A resolution to place naloxone in all on-campus residence halls was passed during the Feb. 1 Student Government Association (SGA) Senate meeting. The resolution’s passage coincides with JMU’s efforts to make naloxone more accessible on campus.
Naloxone, also known as Narcan, is defined by the National Institute on Drug Abuse as a drug that reverses opioid overdose.
The resolution, drafted by senior SGA Senator Emily Butters, argues that Narcan and resources on proper administration should be available in all on-campus residence halls. Butters said her inspiration for the resolution stemmed from an opinion article published by The Breeze addressing the topic of naloxone in residence halls.
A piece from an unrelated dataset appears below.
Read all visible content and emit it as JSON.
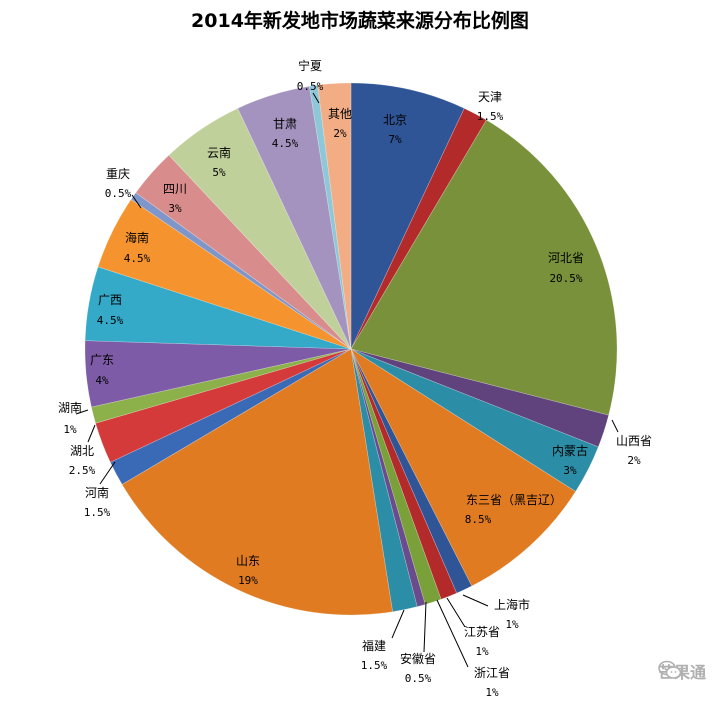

“I really liked the idea of promoting that Narcan should be more accessible on campus,” Butters said. “I wanted to both start a conversation and also provide that we should be doing something about it.”
Butters said she believes residence halls are an ideal location for naloxone since they’re open at night.
Although the SGA resolution passed, the question of how naloxone would be accessible remains an issue. Butters said she believes it’s best to leave the decision up to JMU.
While drafting the resolution, Butters received help from her peers to refine the resolution’s wording, including Student Body President Shawdee Bakhtiari and senior Melody Haak, SGA’s communications committee chair.
Bakhtiari said SGA strives to fulfill the needs identified by SGA members and destigmatize the potential struggles of JMU community members.
“As a college campus, through student leadership and administration, we have a responsibility to uphold the safety of our students and our community,” Bakhtiari said, “and so I think that is a really big proponent of [the resolution]. The more resources, the better.”
JMU to increase awareness and opportunities
Butters said she met with Kristina Blyer, associate vice president for health and well-being, after the resolution’s passage. Butters said Blyer spoke of strides being made to train students and JMU police officers in Narcan administration.
In an email to The Breeze, Blyer said there’s been hesitation to implement naloxone in residence halls since not all resident advisers (RAs) may feel comfortable with administering the drug. However, Blyer said all JMU police officers carry and have been trained in administering naloxone.
In her email, Blyer identified other campus-wide efforts, including a new student-run organization. Blyer said she worked with the Virginia Department of Health (VDH) to provide two on-campus Narcan trainings, called Revive!, last Fall. Blyer credited Emma Ashley, a JMU student, in assisting her with Revive! and in creating a student organization “whose mission is to continue Narcan training for students.”
Blyer wrote of Revive!’s current objective to begin providing training to students this spring. These trainings are available to all students and groups, Blyer said.
“Students should have the option to be trained in Narcan and have a resource to get it if they want to,” Butters said.
Blyer said Revive! will be advised by Anne Brenneman, director of the University Health Center (UHC). Brenneman and student members have been trained by VDH in the administration and teaching of administration of naloxone.
“We have been working with other student leaders and made significant progress in increasing access to Narcan on campus,” Blyer wrote. “We feel this is a concern that everyone can buy into and we can work together to save lives.”
Both Butters and Bakhtiari voiced their support for these efforts.
“Allowing those resources and … creating those spaces for people who may not be well-versed in healthcare … is a great opportunity,” Bakhtiari said. “It’s a really great step forward.”